Building Infrastructure: the long haul

The sort of aggregation just described focuses on what historically have been seen as special collections and archives – rare and unusual material. But just as much consideration is needed when considering the ordinary, the material which has formed the vast physical bulk of what was stored in paper based libraries and for most libraries that is journal literature. Again quite new and complex models can be seen to be emerging. We have moved very rapidly from a time when shared library storage was the hot agenda item to considering models where resources are stored in what might be considered a version of the Cloud and made accessible to multiple user categories, each with differing rights. The growth of JSTOR is perhaps the best example of this. It now has a widely known brand name, a positive reputation and a huge client base, with 7000 participating institutions, holdings of 1500 academic journals and 600 million accesses a year its growth has been phenomenal. It is also a broad community resource which is creating sustainable business models which are shaped by the needs of several groups - libraries, publishers, and scholars shape – and not just one. And again it embraces change and adaptability rather than stasis as the new digital landscape develops, changes and matures.

The growth of multinational science publishers has tended to disguise the fact that these are in the strict sense aberrant forms. The backbone of scholarship and scholarly publishing remains the small learned society. Project MUSE recognised this almost twenty years ago and has explored how could smaller journals in the humanities and social sciences afford to have a digital presence? And the resource pressures on these societies can be as much technical as financial. How are they to gain access to competences and standards and to make decisions well outside their professional domain?
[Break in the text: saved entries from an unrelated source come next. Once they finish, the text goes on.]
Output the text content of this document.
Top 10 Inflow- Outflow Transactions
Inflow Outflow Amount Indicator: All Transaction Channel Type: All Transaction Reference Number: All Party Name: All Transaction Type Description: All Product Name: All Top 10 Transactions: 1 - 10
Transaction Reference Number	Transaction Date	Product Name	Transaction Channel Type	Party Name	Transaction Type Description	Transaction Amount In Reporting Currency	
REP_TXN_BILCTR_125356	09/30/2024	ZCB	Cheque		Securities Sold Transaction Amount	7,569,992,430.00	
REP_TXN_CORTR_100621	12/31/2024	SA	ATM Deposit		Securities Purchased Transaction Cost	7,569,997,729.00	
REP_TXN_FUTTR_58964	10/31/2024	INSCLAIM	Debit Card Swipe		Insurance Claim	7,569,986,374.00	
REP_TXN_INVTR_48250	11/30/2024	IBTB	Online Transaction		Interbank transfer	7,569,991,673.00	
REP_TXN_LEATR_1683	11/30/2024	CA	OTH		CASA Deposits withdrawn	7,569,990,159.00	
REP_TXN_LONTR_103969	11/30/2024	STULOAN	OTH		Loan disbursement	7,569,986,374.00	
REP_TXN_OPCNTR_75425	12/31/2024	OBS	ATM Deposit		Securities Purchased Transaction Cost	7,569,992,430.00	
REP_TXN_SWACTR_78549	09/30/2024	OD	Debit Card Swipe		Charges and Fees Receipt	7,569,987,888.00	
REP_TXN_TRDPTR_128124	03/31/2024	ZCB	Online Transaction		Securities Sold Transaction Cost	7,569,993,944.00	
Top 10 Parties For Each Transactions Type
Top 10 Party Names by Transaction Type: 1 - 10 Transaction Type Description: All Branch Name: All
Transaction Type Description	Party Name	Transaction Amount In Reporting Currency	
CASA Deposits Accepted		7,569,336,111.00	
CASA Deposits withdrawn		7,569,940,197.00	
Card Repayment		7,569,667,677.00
MUSE has, of course, now moved beyond journals to ebooks, but it again displays all the benefits of collaboration, aggregation, partnership and the recognition of a linked ecology from researcher to reader with different partners using different skill sets to manage the process of dissemination/

Longevity

One of the beauties of copyright libraries is that their mission is evident and simple. Give them a copy of a book or even a manuscript and they will endeavour to keep it forever. And they have done this effectively for literally hundreds of years so far. And even when war, tempest or age prevent this, there will usually be copies somewhere else. How different the fate of computer files and digital objects. Technological obsolescence, media ephemerality, and the content deletion policies of computer centres all conspire to offer very little in the way of guaranteed preservation. Some of the responses are described in other chapters but we can already see that this is both a complex issue and one where co-operation and collaboration have been in play for some time. Again the following examples show the power of working together.

The wonderfully titled LOCKSS (Lots of Copies Keep Stuff Safe), based at Stanford University Libraries, was initiated in 1999 and is an international community initiative that provides libraries with digital preservation tools and support so that they can easily and inexpensively collect and preserve their own copies of authorized e-content. LOCKSS uses open-source software and support to preserve today’s web-published materials for tomorrow’s readers while building their own collections and acquiring a copy of the assets they pay for, instead of simply leasing them. It is a decentralized digital preservation infrastructure. LOCKSS preserves all formats and genres of web-published content.

PORTICO (see Chapter xx) was set up in 2005 and is another example of the partnership model bringing together libraries, publishers and funders. As of 2012[ix] it preserved 12,555 e-journal titles, 123,586 e-book titles and some 46 D-Collections, working with 140 publishers (representing over 2000 societies and associations) and 728 libraries. This simple list of numbers shows an impressive requirement for collaboration but conceals the huge activity which goes on underneath to create a sustainable economic model.

The KEEP Project[x], funded by the European Commission, looks at the preservation of emulation environments which will allow access to all sorts of digital outputs which form the cultural heritage of the late twentieth century and beyond. Using computer games as its testbed it has shown many of the systemic difficulties which are emerging in the preservation of digitally born resources. At least some of these stem not from technical difficulties but from such things as copyright legislation framed in what now seems a different world.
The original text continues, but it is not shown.